A new Tukey-Kramer multiple comparison test applied to the time stability test results reveals that DMUMS and DMUMD values are significantly similar to each other, and different from DT and Deriche. Once again, DMU Ms seems more appropriate for real time applications due to the computational cost of computing Deriche gradients.

Conclusions

This paper describes a new method to compute distance maps from unthresh-olded magnitudes that includes an inexpensive anisotropic filter. It is suitable for still images and real time applications. The approach is conceptually simple and can be easily reproduced following the proposed algorithm. Similarly to classic DT, DMUM computes a pseudo-distance from any pixel to the closest most relevant gradient accumulation.

Two different experiments were perfomed. A first test compared watershed segmentations created from five different methods: Sobel gradients, DT, Deriche gradients and both DMUM computed from Sobel and Deriche values.

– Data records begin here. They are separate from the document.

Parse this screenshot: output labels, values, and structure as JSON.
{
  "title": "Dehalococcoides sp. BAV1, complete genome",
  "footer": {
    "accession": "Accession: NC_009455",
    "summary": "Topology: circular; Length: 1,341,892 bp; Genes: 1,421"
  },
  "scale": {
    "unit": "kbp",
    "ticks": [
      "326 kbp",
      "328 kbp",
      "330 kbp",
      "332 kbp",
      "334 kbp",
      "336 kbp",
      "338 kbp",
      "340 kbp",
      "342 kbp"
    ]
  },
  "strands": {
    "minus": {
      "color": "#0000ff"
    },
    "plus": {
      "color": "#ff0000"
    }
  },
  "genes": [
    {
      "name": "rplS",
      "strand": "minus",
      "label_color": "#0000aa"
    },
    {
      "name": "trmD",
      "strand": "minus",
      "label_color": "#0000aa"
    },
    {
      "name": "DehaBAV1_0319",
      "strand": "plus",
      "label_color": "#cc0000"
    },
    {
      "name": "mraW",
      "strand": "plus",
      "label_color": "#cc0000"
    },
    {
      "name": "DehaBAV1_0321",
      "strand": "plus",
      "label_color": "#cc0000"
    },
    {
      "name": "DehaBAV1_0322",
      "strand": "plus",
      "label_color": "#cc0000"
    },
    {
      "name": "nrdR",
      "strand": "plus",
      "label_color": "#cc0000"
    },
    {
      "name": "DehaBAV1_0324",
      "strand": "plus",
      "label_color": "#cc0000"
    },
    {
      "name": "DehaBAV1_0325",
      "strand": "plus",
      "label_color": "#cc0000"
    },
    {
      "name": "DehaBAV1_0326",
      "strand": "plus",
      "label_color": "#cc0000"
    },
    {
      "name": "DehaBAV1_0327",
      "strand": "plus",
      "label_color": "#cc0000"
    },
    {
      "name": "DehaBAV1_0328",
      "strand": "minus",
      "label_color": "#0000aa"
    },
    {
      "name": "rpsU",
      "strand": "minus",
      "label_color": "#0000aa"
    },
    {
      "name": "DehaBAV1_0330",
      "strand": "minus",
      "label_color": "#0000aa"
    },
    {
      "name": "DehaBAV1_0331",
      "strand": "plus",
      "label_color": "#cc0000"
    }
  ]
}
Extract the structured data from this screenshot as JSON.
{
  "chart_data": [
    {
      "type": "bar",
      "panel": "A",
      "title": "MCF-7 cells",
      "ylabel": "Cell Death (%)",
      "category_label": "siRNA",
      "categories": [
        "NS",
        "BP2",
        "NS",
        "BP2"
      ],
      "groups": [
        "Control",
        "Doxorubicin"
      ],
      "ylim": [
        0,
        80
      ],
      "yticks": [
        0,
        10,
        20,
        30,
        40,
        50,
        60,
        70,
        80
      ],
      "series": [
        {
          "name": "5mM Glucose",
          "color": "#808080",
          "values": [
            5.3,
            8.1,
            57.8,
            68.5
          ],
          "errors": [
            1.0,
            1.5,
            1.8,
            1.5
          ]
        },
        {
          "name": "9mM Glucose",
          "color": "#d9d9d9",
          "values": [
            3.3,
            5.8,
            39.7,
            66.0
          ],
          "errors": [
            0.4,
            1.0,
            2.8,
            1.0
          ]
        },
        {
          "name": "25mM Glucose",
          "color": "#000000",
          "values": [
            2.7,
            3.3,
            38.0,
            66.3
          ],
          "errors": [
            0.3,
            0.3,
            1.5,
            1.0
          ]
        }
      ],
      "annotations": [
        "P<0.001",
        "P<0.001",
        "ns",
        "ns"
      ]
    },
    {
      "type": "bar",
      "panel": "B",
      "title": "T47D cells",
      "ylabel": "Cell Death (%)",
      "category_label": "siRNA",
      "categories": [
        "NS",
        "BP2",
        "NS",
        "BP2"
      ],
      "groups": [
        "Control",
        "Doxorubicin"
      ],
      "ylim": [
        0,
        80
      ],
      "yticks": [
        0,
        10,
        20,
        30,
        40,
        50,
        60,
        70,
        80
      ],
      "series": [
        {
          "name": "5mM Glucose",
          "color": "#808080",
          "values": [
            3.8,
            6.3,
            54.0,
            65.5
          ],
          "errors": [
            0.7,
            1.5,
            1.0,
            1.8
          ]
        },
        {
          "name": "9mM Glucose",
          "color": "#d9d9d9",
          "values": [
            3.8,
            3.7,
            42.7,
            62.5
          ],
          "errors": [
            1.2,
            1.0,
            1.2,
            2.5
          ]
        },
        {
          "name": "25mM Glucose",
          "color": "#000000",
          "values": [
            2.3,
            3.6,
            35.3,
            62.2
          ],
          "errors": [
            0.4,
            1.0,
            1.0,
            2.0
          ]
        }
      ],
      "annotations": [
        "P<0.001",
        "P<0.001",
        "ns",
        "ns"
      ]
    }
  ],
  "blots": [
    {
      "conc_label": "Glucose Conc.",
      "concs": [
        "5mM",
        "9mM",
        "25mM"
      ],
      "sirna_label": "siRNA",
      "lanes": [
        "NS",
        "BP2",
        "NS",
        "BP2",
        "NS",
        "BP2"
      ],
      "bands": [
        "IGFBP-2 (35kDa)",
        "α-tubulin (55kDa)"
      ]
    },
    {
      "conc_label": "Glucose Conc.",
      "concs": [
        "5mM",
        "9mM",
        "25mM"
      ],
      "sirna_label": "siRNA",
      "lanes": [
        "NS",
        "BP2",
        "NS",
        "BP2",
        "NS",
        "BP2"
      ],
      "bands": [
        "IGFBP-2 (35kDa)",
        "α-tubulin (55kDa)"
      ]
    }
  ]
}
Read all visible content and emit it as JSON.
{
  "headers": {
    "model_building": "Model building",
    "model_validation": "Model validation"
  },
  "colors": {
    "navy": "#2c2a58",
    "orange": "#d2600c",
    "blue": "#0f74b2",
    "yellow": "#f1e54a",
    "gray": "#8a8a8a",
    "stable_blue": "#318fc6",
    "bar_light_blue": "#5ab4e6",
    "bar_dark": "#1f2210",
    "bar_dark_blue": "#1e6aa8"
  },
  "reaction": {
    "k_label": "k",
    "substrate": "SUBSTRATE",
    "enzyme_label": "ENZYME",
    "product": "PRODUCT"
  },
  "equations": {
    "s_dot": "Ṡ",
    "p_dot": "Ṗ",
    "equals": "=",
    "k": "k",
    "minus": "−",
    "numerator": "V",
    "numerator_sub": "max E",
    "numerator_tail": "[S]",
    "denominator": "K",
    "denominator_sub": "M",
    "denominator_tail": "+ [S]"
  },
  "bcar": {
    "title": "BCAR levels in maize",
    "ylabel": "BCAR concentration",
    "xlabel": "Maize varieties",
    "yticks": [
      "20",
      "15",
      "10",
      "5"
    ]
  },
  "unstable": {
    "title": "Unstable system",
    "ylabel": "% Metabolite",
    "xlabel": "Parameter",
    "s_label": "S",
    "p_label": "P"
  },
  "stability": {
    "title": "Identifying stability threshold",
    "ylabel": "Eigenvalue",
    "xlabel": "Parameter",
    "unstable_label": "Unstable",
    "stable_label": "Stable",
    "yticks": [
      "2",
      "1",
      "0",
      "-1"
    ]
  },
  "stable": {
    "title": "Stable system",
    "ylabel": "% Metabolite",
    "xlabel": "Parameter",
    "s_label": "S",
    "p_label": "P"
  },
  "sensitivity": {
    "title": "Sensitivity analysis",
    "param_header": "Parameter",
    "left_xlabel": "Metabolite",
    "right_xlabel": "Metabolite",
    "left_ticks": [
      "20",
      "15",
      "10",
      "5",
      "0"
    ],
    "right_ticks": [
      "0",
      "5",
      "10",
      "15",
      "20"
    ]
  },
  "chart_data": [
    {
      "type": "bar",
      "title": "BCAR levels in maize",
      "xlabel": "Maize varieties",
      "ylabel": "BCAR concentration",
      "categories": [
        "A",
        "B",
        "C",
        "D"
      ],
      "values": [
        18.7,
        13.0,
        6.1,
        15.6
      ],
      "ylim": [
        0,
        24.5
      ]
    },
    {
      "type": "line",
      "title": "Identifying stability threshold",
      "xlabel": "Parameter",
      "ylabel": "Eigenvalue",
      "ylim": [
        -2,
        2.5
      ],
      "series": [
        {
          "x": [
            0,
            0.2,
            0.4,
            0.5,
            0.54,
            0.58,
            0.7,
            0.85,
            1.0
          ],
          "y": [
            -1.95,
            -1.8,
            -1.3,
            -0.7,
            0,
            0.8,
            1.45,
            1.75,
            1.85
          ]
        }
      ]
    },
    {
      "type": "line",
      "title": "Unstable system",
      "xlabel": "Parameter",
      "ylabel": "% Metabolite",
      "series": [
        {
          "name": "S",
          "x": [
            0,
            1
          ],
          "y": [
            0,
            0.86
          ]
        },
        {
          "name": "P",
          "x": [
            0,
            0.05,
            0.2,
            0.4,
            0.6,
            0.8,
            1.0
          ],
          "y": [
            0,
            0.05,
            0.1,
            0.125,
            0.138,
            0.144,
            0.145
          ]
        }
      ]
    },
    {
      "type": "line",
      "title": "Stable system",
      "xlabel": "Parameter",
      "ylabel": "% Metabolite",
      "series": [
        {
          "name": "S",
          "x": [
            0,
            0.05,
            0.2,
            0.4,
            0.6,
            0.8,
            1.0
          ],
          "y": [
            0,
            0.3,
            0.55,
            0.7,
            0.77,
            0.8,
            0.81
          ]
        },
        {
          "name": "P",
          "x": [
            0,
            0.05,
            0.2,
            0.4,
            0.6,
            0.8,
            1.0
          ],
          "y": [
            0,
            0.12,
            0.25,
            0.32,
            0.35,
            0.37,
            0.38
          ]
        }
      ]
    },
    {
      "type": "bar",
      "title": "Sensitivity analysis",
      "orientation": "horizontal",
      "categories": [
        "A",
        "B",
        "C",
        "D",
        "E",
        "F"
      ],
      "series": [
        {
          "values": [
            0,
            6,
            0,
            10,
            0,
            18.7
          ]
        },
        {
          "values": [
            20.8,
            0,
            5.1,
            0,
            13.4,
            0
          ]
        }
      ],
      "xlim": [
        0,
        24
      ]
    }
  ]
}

The number of created regions and the per-pixel error between segmented images and their original values was measured. It was statistically proved that the proposed approach obtains a better region-to-error ratio than the rest of considered methods, suggesting that pixel value relations are more natural in DMUM images and supporting the goodness of unthresholded methods. The proposed operator is also more stable in video sequences, obtaining the lowest pixel value differences between consecutive frames. This stability is critical in object detection or tracking schemes. It was also shown that DMUMS was statistically as stable as DMUMd. Being Sobel gradients much simpler to compute, DMUMS results appropriate for real-time applications. Further image processing stages would certainly benefit from DMUM increased stability, as there exists a stronger certainty that changes in values correspond to true changes in the scene.

Different optimizations are being considered in order to improve overall speed, considering that DTs usually take place in the first stages of a visual system. Further research related to DMUM includes the application of values to Haus-dorff matching for object classification and tracking, and its application to depth maps to guide object segmentation.